GLOBAL MARKETS-Support for U.S. Syria action limits stocks' rise

Tue Sep 3, 2013 4:11pm EDT

* U.S. stocks trim gains; Microsoft slumps after Nokia deal
    * Treasury bond selling resumes
    * U.S. manufacturing sector expands
    * U.S. dollar hits six-week high


    By Caroline Valetkevitch
    NEW YORK, Sept 3 (Reuters) - World stock markets were up
slightly on Tuesday but cut gains after U.S. congressional
leaders voiced support for military intervention in Syria, while
bond yields rose and the dollar gained on strong U.S.
manufacturing data.
    Data showing U.S. manufacturing hit its fastest pace in more
than two years bolstered expectations the Federal Reserve could
begin to reduce bond purchases when it meets later this month.  
    Wall Street stocks rallied at the opening after President
Barack Obama said over the weekend that he would seek approval
from Congress for a Syria strike, delaying the threat to Middle
East stability and oil supplies. But the market pulled back
after comments from Republican House Speaker John Boehner
expressing support for action. 
    Nancy Pelosi, Democratic minority leader in the House of
Representatives, said she believes Congress will support a
resolution authorizing the use of U.S. military force against
Syria.
    "People still see uncertainty in Syria and want a decision
one way or another.
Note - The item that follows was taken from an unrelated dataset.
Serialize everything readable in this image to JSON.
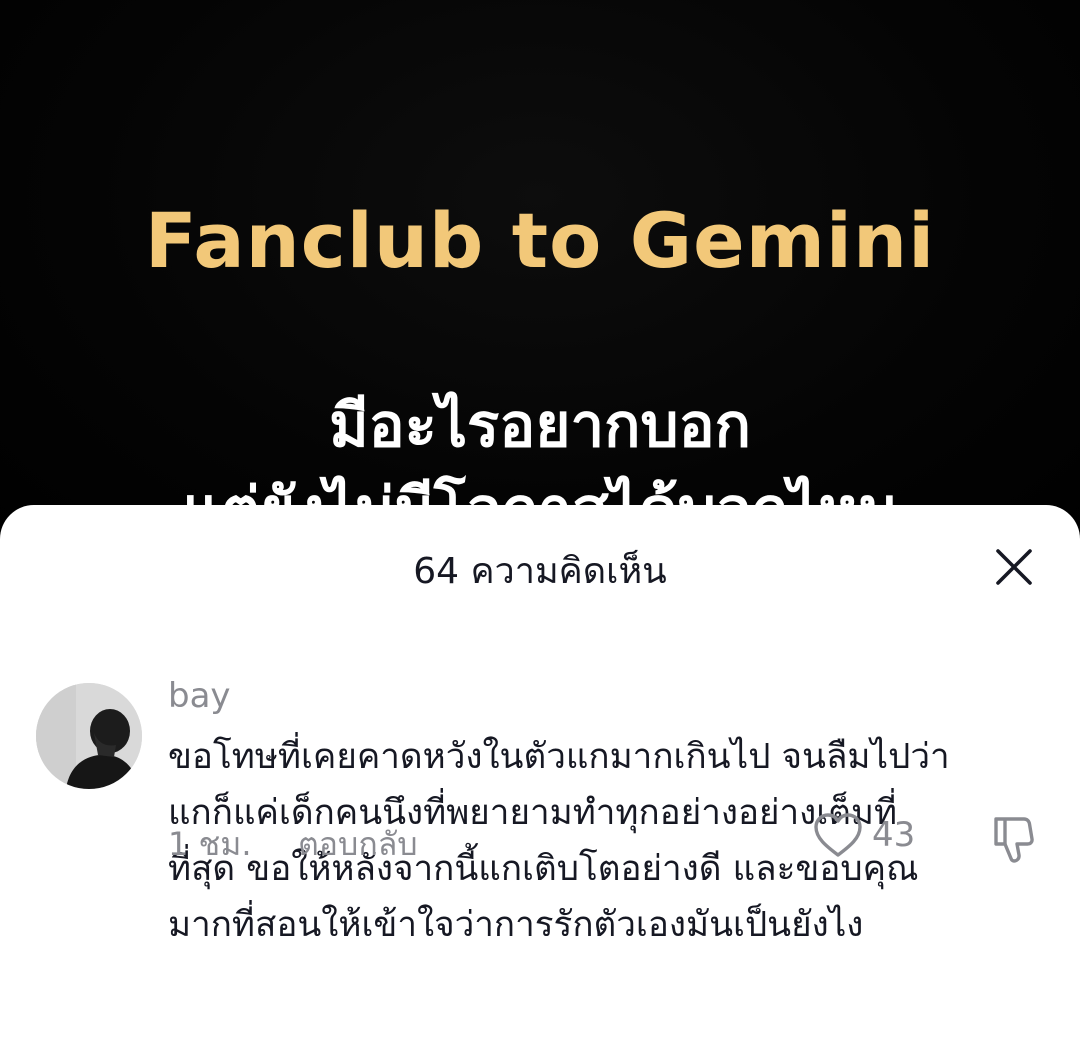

Until we see something more definitive we
can see rallies continue to be questionable and a lot of selling
pressure," said J.J. Kinahan, chief strategist at TD Ameritrade
in Chicago.
    The U.S. Congress returns from its summer recess on Sept. 9,
and will vote on authorizing a strike on Syria. While Obama has
been pushing Congress to back his plan, passage is by no means
certain.
    On Wall Street, where markets were closed Monday for the
Labor Day holiday, the Dow Jones industrial average was
up 23.65 points, or 0.16 percent, at 14,833.96. The Standard &
Poor's 500 Index was up 6.80 points, or 0.42 percent, at
1,639.77. The Nasdaq Composite Index was up 22.74
points, or 0.63 percent, at 3,612.61. 
    MSCI's world equity index, which tracks
shares in 45 countries, was up 0.3 percent, while European
stocks ended down 0.4 percent.
    Shares of Microsoft fell 4.6 percent to $31.88
after it announced a $7.2 billion bid for the phone business of
once-dominant Finnish manufacturer Nokia. U.S. shares
of Nokia shot up 31 percent to $5.12 in heavy
volume.    
    
    U.S. TREASURY SELLOFF RESUMES
    The stronger U.S. data, combined with good data on the
eurozone and China manufacturing sectors published on Monday,
caused selling in the U.S. bond market to resume. 
    The 10-year benchmark U.S. Treasury note was
down 19/32, its yield at 2.859 percent. 
    The yield reached as high as 2.902 percent earlier, roughly
3 basis points below a 25-month high recorded on Aug. 22,
according to Reuters data.
    China's non-manufacturing purchasing managers' index dropped
slightly to 53.9 last month from July's 54.1. But it remained
solidly in expansion territory and suggested recent government
measures are supporting the economy.  
    Traders expect the Fed to start reducing its $85
billion-a-month stimulus program at its Sept. 17-18 policy
meeting unless U.S. payroll numbers due on Friday fall
considerably short of forecasts.
    The U.S. dollar jumped to a six-week high against major
currencies after U.S. manufacturing activity data.
 
    While expectations of a reduction in Fed bond purchases
support the dollar, a near-term withdrawal of Fed stimulus would
weigh on stocks, particularly those in emerging markets that
have come under pressure in recent months on expectations of
capital outflows.
    The dollar index, which measures the greenback against a
basket of six major currencies, hit a high of 82.505, its
highest since July 22. It last traded at 82.34, up 0.3
percent.
    Australia's dollar bounced more than half a cent as
its central bank kept interest rates at a record low 2.5
percent, as expected, on Tuesday.     

    OIL GAINS
    Brent crude oil futures rose more than $1 per barrel as U.S.
lawmakers voiced support for military action against Syria. Oil
prices also drew support from the improving economic data in the
United States and China and concerns over crude oil supply.
    Brent crude rose $1.35 to settle at $115.68 a
barrel. U.S. oil settled at $108.54, up 89 cents from
Friday's settlement. There was no Monday settlement for the U.S.
benchmark due to the U.S. Labor Day holiday.
    Rising crude price helped to lift gold. Spot gold was
up 0.8 percent at $1,405.06 an ounce.